Friday, November 10, 2006

Scramble


The River at the Mill

Shanghai’d by the books come cartwheeling through my hands. Milton Babbitt in 1947 saying about the life of a composer: “It’s a mad scramble for crumbs.” (File under avant-garde entering the academy.) And Mondrian: “I enjoyed painting flowers, not

bouquets, but a single flower at a time, in order that I might better express its plastic structure.” And for several digital-bounty’d months now I am aiming to photograph a tree, and I cannot find a tree to photograph. A tree, whole, without

rickrack of house or road or cornfield. Its symmetry lax or disproport’d, no sweat. It’s greenery a-dangle or swat off by the breezes. A single tree in ordinary tree-ness. My emphatic half, though, that that’d find a tree in its

plasticity, is keel-haul’d by my own turpitude. School of turpitude. Ode to turpitude. Climbing Mount Chemisier. Ode to the French twerp poets. Now that I am in my dirt and can think. That erstwhile revery of pages and pages of titles. I

find that jamming a little (all channels) opens the pores. The poor ears. Morton Feldman wrote “For Frank O’Hara” in 1973: “My primary concern (as in all my music) is to sustain a ‘flat surface’ with a minimum of contrast.” How oddly wrong

(for me): what I look for (always) is the magnificently roiled surface. Words that jut and nudge and shame the reader into noticing. A boffo jarring against that turpitudinous resin. Oblique sketchiness and defiant rhodomontade. Curios jamming the

rimosity, chinks and fissures, barking. Yoik mulligans. Plain speech of the farm and the barn and the owl and the monk, no sir! (Though, is it plausible to argue that a continual Mighty Joe Young diction’ll drop one into mere-hum register, too?

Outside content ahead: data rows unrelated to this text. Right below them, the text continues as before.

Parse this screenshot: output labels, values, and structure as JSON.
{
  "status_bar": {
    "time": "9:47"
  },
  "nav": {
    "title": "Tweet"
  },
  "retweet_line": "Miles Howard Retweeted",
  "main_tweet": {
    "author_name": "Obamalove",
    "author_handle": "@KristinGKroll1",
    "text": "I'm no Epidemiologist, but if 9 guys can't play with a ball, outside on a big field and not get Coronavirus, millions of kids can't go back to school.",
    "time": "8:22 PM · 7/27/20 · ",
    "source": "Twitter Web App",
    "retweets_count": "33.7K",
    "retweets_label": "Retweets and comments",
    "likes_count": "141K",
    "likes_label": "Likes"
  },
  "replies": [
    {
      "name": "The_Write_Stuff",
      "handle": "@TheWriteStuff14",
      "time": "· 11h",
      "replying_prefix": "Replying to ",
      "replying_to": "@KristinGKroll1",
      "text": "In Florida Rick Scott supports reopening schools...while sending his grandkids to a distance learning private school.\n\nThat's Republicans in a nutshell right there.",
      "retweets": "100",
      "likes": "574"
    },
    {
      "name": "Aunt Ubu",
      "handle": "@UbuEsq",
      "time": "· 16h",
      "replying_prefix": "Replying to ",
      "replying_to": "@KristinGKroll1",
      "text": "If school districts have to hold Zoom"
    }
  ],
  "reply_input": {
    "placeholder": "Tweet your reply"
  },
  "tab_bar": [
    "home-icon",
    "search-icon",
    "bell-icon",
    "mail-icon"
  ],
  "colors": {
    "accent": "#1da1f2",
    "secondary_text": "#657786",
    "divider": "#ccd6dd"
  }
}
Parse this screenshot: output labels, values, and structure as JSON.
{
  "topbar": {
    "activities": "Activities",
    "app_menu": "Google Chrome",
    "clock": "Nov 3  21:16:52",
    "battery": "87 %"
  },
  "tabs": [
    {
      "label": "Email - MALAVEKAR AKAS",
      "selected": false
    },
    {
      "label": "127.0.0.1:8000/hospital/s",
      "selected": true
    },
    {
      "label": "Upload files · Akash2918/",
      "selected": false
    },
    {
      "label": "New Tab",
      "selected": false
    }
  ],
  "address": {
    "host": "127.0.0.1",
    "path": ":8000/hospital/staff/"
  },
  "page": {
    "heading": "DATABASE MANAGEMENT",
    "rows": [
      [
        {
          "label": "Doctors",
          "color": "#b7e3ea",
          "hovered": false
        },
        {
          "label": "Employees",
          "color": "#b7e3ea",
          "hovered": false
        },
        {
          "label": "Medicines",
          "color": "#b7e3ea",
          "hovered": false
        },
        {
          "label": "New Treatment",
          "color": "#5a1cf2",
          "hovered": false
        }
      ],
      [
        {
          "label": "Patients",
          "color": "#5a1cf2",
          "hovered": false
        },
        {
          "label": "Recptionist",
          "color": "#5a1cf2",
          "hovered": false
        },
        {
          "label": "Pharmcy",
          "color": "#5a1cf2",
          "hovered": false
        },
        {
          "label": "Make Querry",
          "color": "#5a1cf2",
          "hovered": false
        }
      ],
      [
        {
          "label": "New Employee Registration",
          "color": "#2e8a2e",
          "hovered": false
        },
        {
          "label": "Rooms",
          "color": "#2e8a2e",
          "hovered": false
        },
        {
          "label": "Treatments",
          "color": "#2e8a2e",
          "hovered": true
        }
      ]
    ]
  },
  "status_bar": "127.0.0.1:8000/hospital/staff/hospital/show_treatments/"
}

It is, it

is.) And if I think about photography (I try to avoid thinking about photography, I wager most artwork is accomplish’d most ferociously without the impediment of thought, no?): I note that what I do is burn the contrast in, near Kodalith (like a

stencil) style. Or make the colors yelp a little. (Though I see various fifty-seven varieties of gray works, like Henry Wessel Jr. or Jamie Tolagson and think, that’s terribly seductive, isn’t it? I want to rub around in that picture, its sempiternal velvety

folds.) Morton Feldman says he talked about painting with John Cage “every day for five years” in the Cedar Tavern: “The new painting made me desirous of a sound world more direct, more immediate, more physical than anything that had existed

heretofore.” (How write a poem direct, immediate, physical? One senses it occurs, rarely, in whiffs and jisms, momentary word-choice and alignment dictated by the gods. That’s the way it is, rarely. One attempts to locate that “state” through a

range of reckless experiments: fatigue, alcohol, post-run endorphins, coffee, hallucinogens, constant rutting, opiates, &c. Or writing itself—dreck, pulp, offal—calls the authentic forth. Rarely.) Feldman, elsewhere: “Music is not painting,

but it can learn from this more perceptive temperament that waits and observes the inherent mystery of its materials, as opposed to the composer’s vested interest in his craft. . . .The painter achieves mastery by allowing what he is doing to be

itself. In a way, he must step aside in order to be in control.” The “inherent mystery” of words? The way a mothy word’ll flutter down out of nowhere, a word whose meaning is a mystery, say, “sedulous” or “sodality,” and “fit” the moment, make right

the canvas of words? (That happens. Rarely.) Feldman, talking about Beethoven’s Grosse Fuge suggests that an “aura of danger, something gone amiss, hovers above this music; a suggestion of a final judgment turned against itself. One

suspects that Beethoven in this work was pushed aside by the music’s onslaught.” And asks: “Do I dare to suggest here that whatever transcendental quality this work possesses might be just because of this fact? Just because what we have here, in its

most volcanic and pathetic way, is a control in control of its master?” Consumed by one’s art, burnt on the pyre of one’s own offering, momentary complete self-immolation, how the writing of a poem’ll leave one feeling like a washrag beat

dry against a doorpost. (Rarely.) One thinks of Tom Clark: “The parts of your feelings // Are starting to know a quiet / The pure conversion of your / Life into art seems destined // Never to occur . . .” Lick’d clean by art, one’s own. All

reason enough to avoid the siren call of constructivism and collage, whose rhythms differ considerably, and results transcend only the tiny yelps of material displacement, a noisome noise, hardly heaven-reaching,—reason enough to demand of

oneself a diversion beyond mere sport, one sequester’d by fidelity to that awful unaccountable discharge in one’s head.